It can be difficult to make ends meet, particularly with bills on the rise and incomes being squeezed. But, that doesn't mean you should resort to payday loans. They've come under serious scrutiny in recent months, largely thanks to their sky-high interest rates and the potential to trap people in a cycle of debt, so it's vital you understand the risks involved.
Payday lenders themselves need to do more to educate people about those risks, says Citizens Advice, after research found that one in five payday customers were unaware of the risks of extending the loan – something that the lender had failed to alert them to.
The Payday Loan Tracker Survey also found that just one in five of those struggling to repay their loan had the interest frozen, and only a quarter felt that the lender treated them sympathetically. This is despite the fact that the industry has been under enormous pressure to clean up its act and had made promises to do so, with the survey highlighting how slow lenders have been to improve their practices.
Gillian Guy, chief executive of Citizens Advice, commented: "Payday lenders are still not sticking to their word to treat people fairly. While things are moving in the right direction, some payday lenders are still falling far short of responsible lending.
"Customers need to have the full facts at their fingertips when making decisions about borrowing. Irresponsible behaviour, including a lack of proper checks to see if people can afford to pay back loans and pressurising borrowers into extending loans, has pushed people deep into debt."
The study noted that some lenders have made slight improvements, particularly when it comes to asking people about their personal finances (half of customers are now reporting that this the case, compared with a third previously), but there's clearly still a long way to go.
It's hoped that the new rules brought in earlier this year will go further to drive improvements in the industry.
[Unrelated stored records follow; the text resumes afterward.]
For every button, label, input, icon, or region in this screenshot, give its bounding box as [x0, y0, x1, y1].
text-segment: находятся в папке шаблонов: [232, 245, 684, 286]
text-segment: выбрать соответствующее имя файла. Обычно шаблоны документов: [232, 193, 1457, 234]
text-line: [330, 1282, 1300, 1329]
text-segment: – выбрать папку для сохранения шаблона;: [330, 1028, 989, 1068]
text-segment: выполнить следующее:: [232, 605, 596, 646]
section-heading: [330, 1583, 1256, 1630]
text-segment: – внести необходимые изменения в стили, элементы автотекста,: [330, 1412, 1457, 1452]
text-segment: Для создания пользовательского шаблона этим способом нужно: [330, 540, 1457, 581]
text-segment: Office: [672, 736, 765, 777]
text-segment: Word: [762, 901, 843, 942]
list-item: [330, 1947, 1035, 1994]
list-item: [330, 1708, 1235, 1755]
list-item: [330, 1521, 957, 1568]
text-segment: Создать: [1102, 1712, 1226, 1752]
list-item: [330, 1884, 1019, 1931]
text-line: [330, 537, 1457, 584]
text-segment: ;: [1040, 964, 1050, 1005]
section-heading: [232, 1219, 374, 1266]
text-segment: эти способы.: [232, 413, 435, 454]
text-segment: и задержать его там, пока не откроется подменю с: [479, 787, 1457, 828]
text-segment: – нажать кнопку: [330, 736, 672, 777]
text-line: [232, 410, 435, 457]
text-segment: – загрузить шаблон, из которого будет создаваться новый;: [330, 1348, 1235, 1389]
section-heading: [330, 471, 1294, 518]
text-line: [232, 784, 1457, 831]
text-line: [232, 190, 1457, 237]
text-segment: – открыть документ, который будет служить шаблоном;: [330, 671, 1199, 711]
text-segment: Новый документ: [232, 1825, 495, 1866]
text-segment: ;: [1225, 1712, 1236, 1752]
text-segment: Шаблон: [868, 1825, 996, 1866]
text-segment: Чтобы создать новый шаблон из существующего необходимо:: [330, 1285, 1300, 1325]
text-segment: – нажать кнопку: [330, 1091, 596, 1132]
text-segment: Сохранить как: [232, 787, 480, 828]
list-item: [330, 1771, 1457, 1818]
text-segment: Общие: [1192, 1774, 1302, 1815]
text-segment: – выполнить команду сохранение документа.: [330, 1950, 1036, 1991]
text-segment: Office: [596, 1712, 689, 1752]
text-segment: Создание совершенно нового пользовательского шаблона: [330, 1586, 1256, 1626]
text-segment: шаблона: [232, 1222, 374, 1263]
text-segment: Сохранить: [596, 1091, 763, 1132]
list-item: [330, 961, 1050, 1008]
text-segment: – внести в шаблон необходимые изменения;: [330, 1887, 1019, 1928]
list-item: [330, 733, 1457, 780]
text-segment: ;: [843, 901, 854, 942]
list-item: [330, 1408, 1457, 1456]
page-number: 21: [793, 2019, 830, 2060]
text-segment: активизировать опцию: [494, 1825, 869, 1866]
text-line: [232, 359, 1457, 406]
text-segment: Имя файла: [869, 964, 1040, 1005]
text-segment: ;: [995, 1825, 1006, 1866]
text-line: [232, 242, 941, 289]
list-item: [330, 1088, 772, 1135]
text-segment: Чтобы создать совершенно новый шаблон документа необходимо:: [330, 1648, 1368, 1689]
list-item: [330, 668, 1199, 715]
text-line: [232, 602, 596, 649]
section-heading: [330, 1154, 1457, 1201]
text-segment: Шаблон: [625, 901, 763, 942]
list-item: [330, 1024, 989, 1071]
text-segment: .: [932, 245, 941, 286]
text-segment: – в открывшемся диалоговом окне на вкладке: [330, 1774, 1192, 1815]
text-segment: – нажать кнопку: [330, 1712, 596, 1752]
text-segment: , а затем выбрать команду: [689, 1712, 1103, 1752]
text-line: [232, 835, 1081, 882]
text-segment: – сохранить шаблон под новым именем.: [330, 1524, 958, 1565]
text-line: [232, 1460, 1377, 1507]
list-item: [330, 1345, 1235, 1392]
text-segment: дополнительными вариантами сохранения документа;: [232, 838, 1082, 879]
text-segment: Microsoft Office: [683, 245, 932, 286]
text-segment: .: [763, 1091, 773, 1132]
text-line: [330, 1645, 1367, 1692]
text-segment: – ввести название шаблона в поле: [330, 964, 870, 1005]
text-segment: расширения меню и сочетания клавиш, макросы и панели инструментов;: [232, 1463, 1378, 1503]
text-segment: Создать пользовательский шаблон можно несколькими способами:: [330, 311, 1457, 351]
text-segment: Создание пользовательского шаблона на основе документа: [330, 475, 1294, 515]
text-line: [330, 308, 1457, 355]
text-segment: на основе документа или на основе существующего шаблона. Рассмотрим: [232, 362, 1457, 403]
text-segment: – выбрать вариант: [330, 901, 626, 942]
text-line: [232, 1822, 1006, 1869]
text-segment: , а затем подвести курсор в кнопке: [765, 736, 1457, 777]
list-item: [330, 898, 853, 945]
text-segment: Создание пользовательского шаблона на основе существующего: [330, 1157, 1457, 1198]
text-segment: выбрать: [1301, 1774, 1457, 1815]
Payday lenders and other providers of consumer credit came under Financial Conduct Authority (FCA) regulations in April, and today – Wednesday 1 October – marks the end of the 'grace' period given to providers to enable them to adapt to the new rules. Some lenders have already ceased trading as a result of these rules and early action from the FCA, and it's hoped that more will improve their practices to avoid tougher action.
"The new rules should contribute towards ridding the market of irresponsible lenders, but this won't be achieved by regulation alone," added Gillian Guy. "The FCA needs to use enforcement action make sure firms flouting the rules are not allowed to operate.
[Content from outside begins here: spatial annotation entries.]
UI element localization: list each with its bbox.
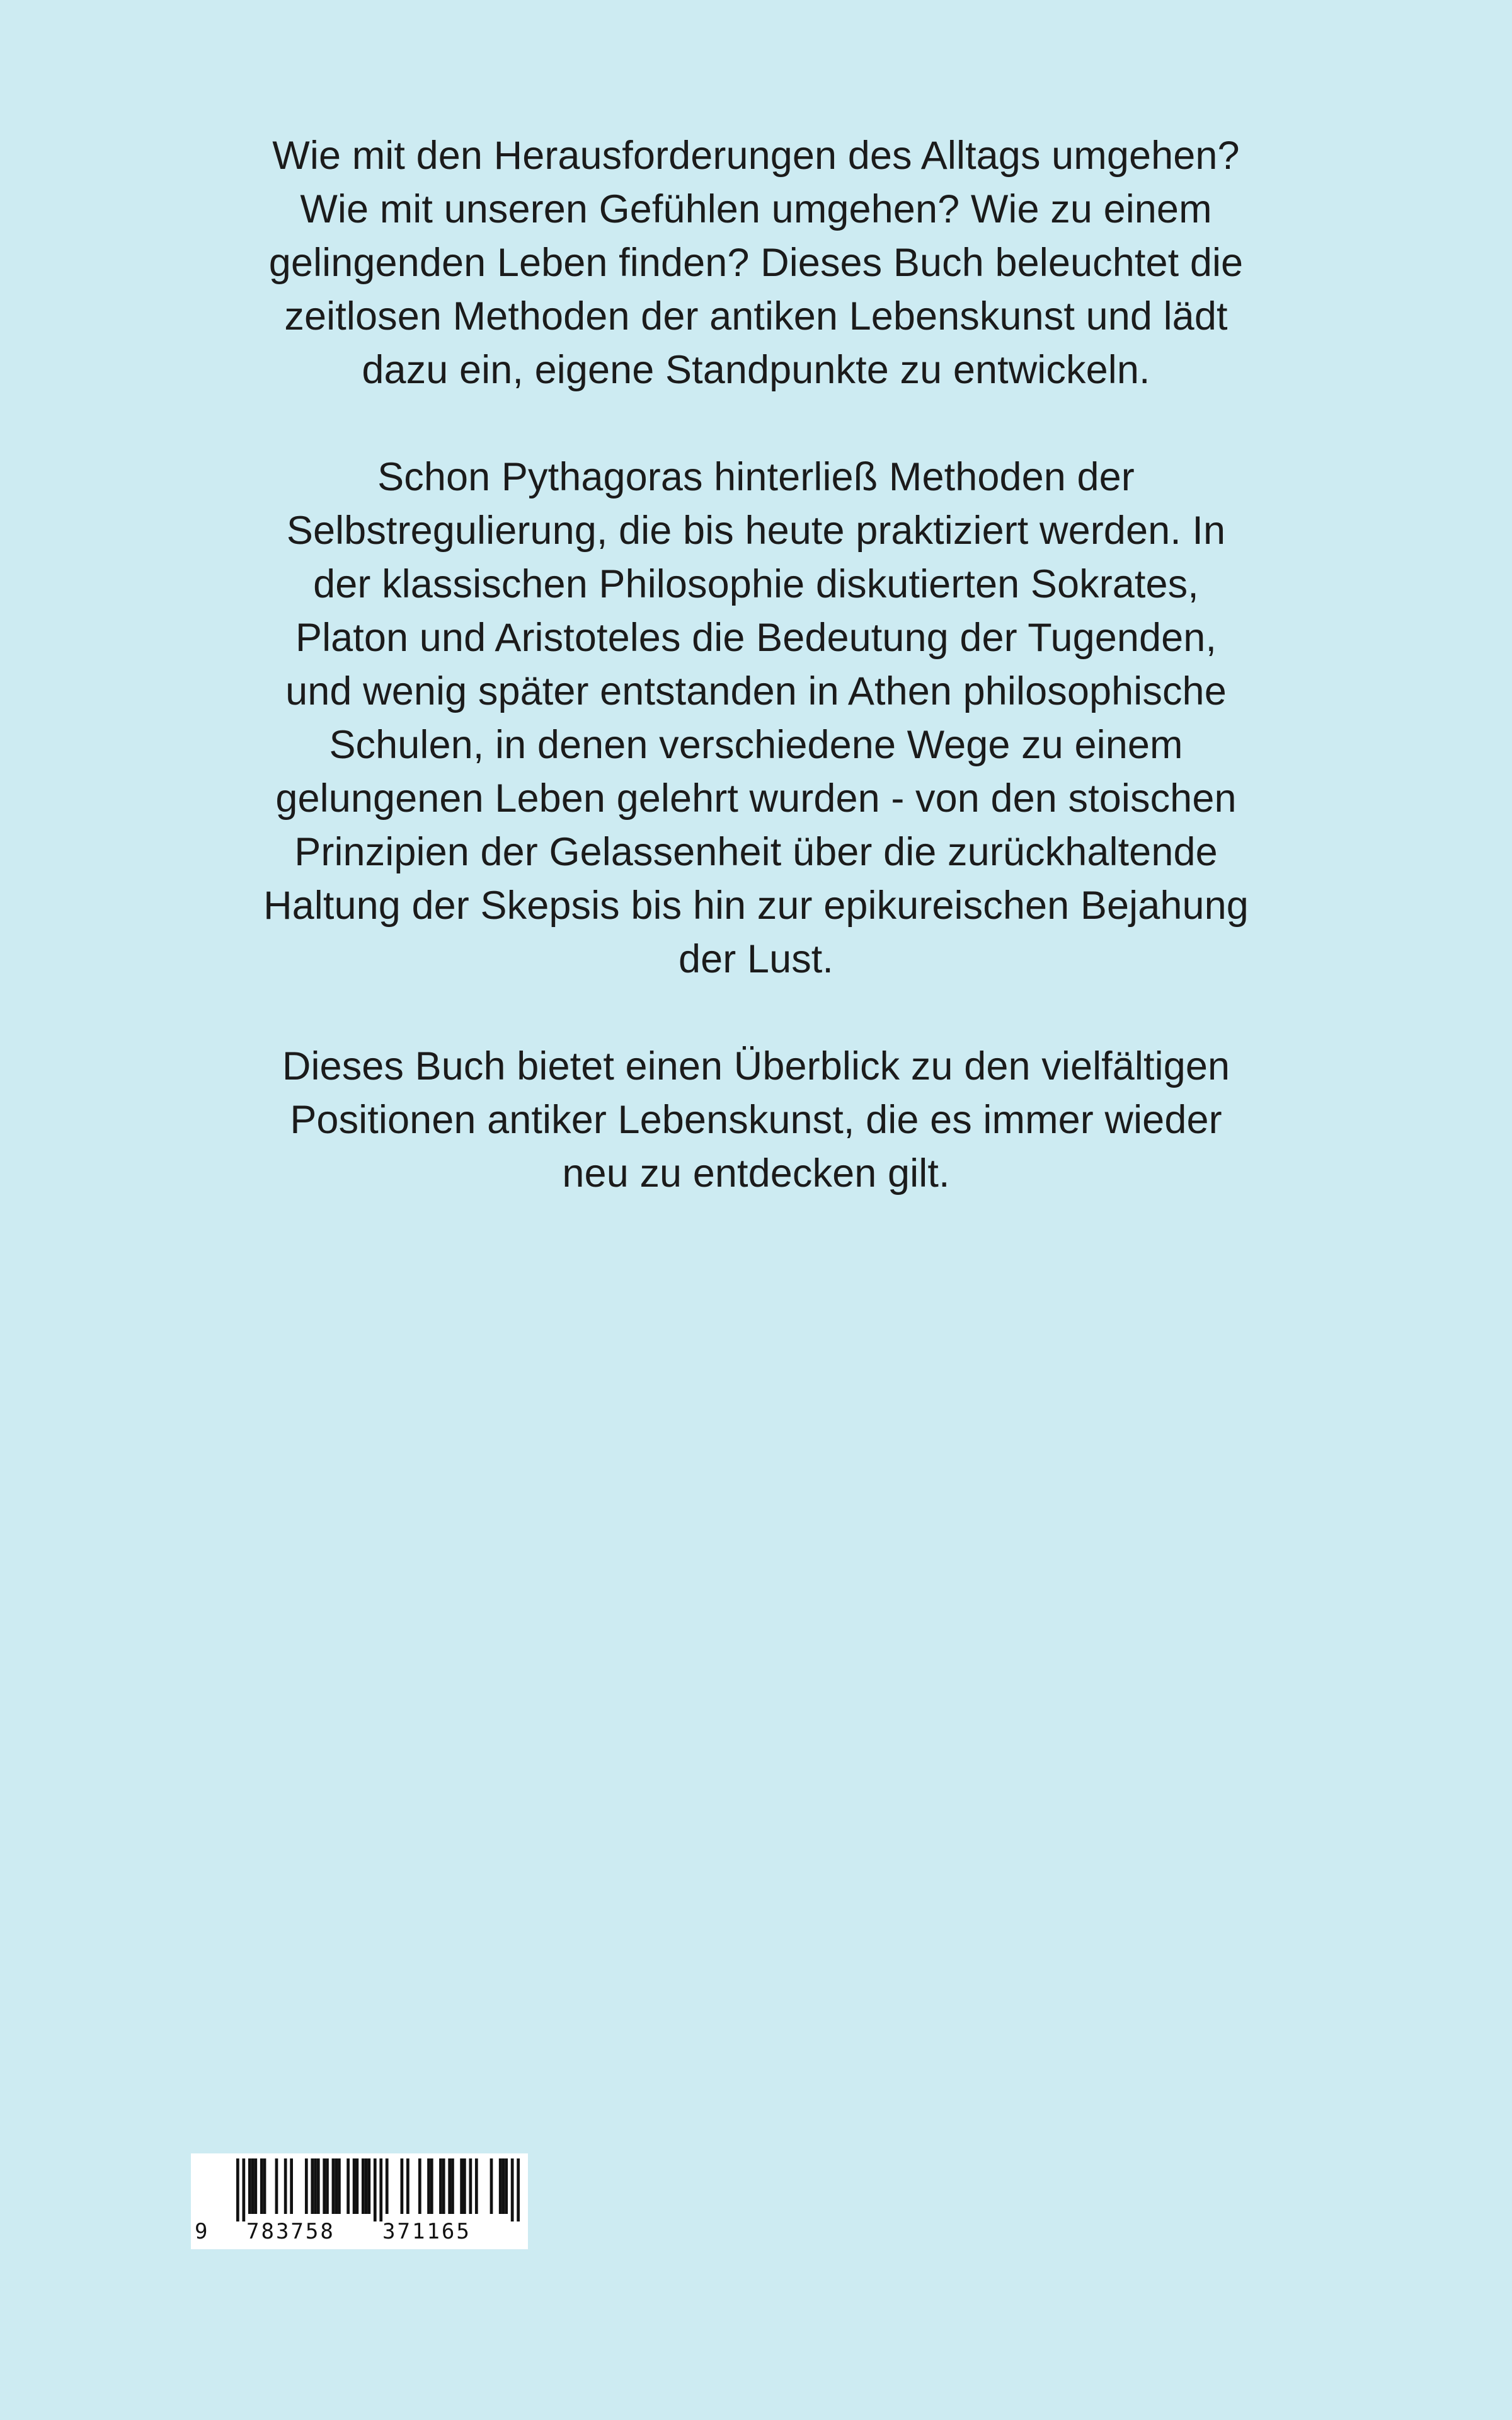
barcode-bar	[332, 2158, 335, 2214]
blurb-line: und wenig später entstanden in Athen philosophische	[285, 669, 1227, 713]
barcode-bar	[475, 2158, 478, 2214]
barcode-bar	[311, 2158, 314, 2214]
blurb-line: gelungenen Leben gelehrt wurden - von den stoischen	[275, 776, 1237, 821]
blurb-text	[202, 129, 1310, 1201]
barcode-bar	[367, 2158, 370, 2214]
barcode-bar	[365, 2158, 368, 2214]
barcode-bar	[263, 2158, 266, 2214]
barcode-bar	[338, 2158, 341, 2214]
blurb-line: neu zu entdecken gilt.	[562, 1151, 950, 1196]
blurb-line: Schulen, in denen verschiedene Wege zu einem	[329, 723, 1183, 767]
barcode-bar	[502, 2158, 505, 2214]
barcode-bar	[490, 2158, 493, 2214]
blurb-line: Dieses Buch bietet einen Überblick zu den vielfältigen	[282, 1044, 1230, 1088]
blurb-paragraph-2	[202, 451, 1310, 986]
barcode-bar	[386, 2158, 389, 2214]
barcode-bar	[427, 2158, 430, 2214]
blurb-line: Wie mit unseren Gefühlen umgehen? Wie zu einem	[300, 187, 1212, 231]
barcode-bar	[236, 2158, 239, 2221]
blurb-paragraph-3	[202, 1040, 1310, 1201]
barcode-bar	[469, 2158, 472, 2214]
blurb-line: Haltung der Skepsis bis hin zur epikureischen Bejahung	[263, 884, 1249, 928]
barcode-bar	[248, 2158, 251, 2214]
barcode-bar	[284, 2158, 287, 2214]
barcode-bar	[323, 2158, 326, 2214]
barcode-bar	[442, 2158, 445, 2214]
barcode-bar	[355, 2158, 358, 2214]
blurb-line: Schon Pythagoras hinterließ Methoden der	[377, 455, 1135, 499]
barcode-bar	[275, 2158, 278, 2214]
barcode-bar	[511, 2158, 514, 2221]
barcode-bar	[314, 2158, 317, 2214]
blurb-line: gelingenden Leben finden? Dieses Buch beleuchtet die	[268, 241, 1244, 285]
barcode-bar	[451, 2158, 454, 2214]
barcode-bar	[251, 2158, 255, 2214]
barcode-bar	[448, 2158, 451, 2214]
barcode-bar	[242, 2158, 245, 2221]
blurb-line: zeitlosen Methoden der antiken Lebenskunst und lädt	[284, 294, 1228, 338]
barcode-bar	[290, 2158, 293, 2214]
barcode-bar	[439, 2158, 442, 2214]
barcode-left-digits: 783758	[246, 2219, 335, 2244]
barcode-bar	[326, 2158, 329, 2214]
barcode-bar	[418, 2158, 421, 2214]
barcode-bar	[463, 2158, 466, 2214]
blurb-line: dazu ein, eigene Standpunkte zu entwickeln.	[362, 348, 1150, 392]
barcode-bar	[362, 2158, 365, 2214]
barcode-lead-digit: 9	[195, 2219, 208, 2244]
barcode-bar	[430, 2158, 433, 2214]
blurb-line: Positionen antiker Lebenskunst, die es immer wieder	[290, 1098, 1222, 1142]
blurb-line: der Lust.	[678, 937, 834, 981]
blurb-line: Wie mit den Herausforderungen des Alltags umgehen?	[272, 134, 1240, 178]
barcode-bars	[236, 2158, 520, 2221]
barcode-bar	[499, 2158, 502, 2214]
blurb-line: Selbstregulierung, die bis heute praktiziert werden. In	[286, 509, 1226, 553]
barcode-bar	[406, 2158, 410, 2214]
barcode-bar	[460, 2158, 463, 2214]
barcode-bar	[346, 2158, 350, 2214]
barcode-bar	[254, 2158, 257, 2214]
barcode-bar	[505, 2158, 508, 2214]
barcode-bar	[379, 2158, 382, 2221]
blurb-line: der klassischen Philosophie diskutierten Sokrates,	[313, 562, 1199, 606]
barcode-bar	[317, 2158, 320, 2214]
barcode-bar	[517, 2158, 520, 2221]
isbn-barcode	[191, 2153, 528, 2249]
blurb-paragraph-1	[202, 129, 1310, 397]
barcode-right-digits: 371165	[382, 2219, 471, 2244]
barcode-bar	[353, 2158, 356, 2214]
blurb-line: Prinzipien der Gelassenheit über die zurückhaltende	[294, 830, 1218, 874]
barcode-bar	[260, 2158, 263, 2214]
barcode-bar	[374, 2158, 377, 2221]
barcode-bar	[335, 2158, 338, 2214]
blurb-line: Platon und Aristoteles die Bedeutung der Tugenden,	[295, 616, 1217, 660]
barcode-bar	[401, 2158, 404, 2214]
barcode-bar	[305, 2158, 308, 2214]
"As people continue to struggle to make ends meet, the demand for short-term credit won't go away. That's why, as well as a cleaner market, people need more choice. Increasing the number of credit unions is part of that, but so too is banks stepping up to the plate by offering a responsible micro-loan."
Given that one in eight people with serious debt problems have a payday loan, with average payday debt totalling £1,000, it's clear that these alternatives are necessary. Educating people about the risks involved with this form of lending should be a top priority for the industry, but so should offering alternatives, thereby creating a well-rounded solution that can help those in need of short-term credit.
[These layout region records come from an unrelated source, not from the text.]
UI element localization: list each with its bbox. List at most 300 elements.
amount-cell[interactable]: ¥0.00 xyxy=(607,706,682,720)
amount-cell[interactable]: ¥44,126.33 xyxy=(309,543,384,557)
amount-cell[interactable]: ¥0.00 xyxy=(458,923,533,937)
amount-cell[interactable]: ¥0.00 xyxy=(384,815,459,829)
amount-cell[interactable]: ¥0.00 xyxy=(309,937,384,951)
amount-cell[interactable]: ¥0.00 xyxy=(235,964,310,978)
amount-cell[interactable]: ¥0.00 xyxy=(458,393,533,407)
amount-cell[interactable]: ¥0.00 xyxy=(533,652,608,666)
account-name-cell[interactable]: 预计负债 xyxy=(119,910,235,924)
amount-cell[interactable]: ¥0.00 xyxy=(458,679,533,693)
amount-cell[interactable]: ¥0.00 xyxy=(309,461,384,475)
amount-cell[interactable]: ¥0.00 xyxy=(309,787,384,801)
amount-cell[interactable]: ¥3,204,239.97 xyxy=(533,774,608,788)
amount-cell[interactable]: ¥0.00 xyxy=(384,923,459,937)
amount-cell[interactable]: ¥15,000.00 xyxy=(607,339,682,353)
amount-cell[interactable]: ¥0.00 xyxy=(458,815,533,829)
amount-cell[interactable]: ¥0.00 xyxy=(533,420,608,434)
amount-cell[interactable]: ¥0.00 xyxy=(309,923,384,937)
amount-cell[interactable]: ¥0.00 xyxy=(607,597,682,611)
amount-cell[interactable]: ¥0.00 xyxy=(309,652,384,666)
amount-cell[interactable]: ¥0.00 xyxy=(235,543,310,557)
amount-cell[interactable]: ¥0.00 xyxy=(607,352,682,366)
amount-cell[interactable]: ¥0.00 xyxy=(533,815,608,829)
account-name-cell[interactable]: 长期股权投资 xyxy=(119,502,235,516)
If you don't have access to credit unions or micro-loans, what about a traditional one? They may be harder to come by as they have stricter affordability checks than the payday variety, but they should always be considered before seeking payday lenders. Credit cards that have been specifically designed to rebuild credit ratings could also be an option – they'll come with higher rates than the usual cards, but because they're designed for credit-impaired customers, they could be the ideal first step to regaining a solid financial footing and could improve your credit rating for future needs.
Whatever route you choose to go down, make sure you remember one thing: steer clear of payday lenders! The risks will invariably fail to outweigh the rewards – they come with interest rates that are upwards of 5,000% APR, and if you can't pay the loan off in time or need to extend it, the amount you'll repay will increase considerably. There'd be nothing worse than being stuck in a cycle of debt, so always consider your options first.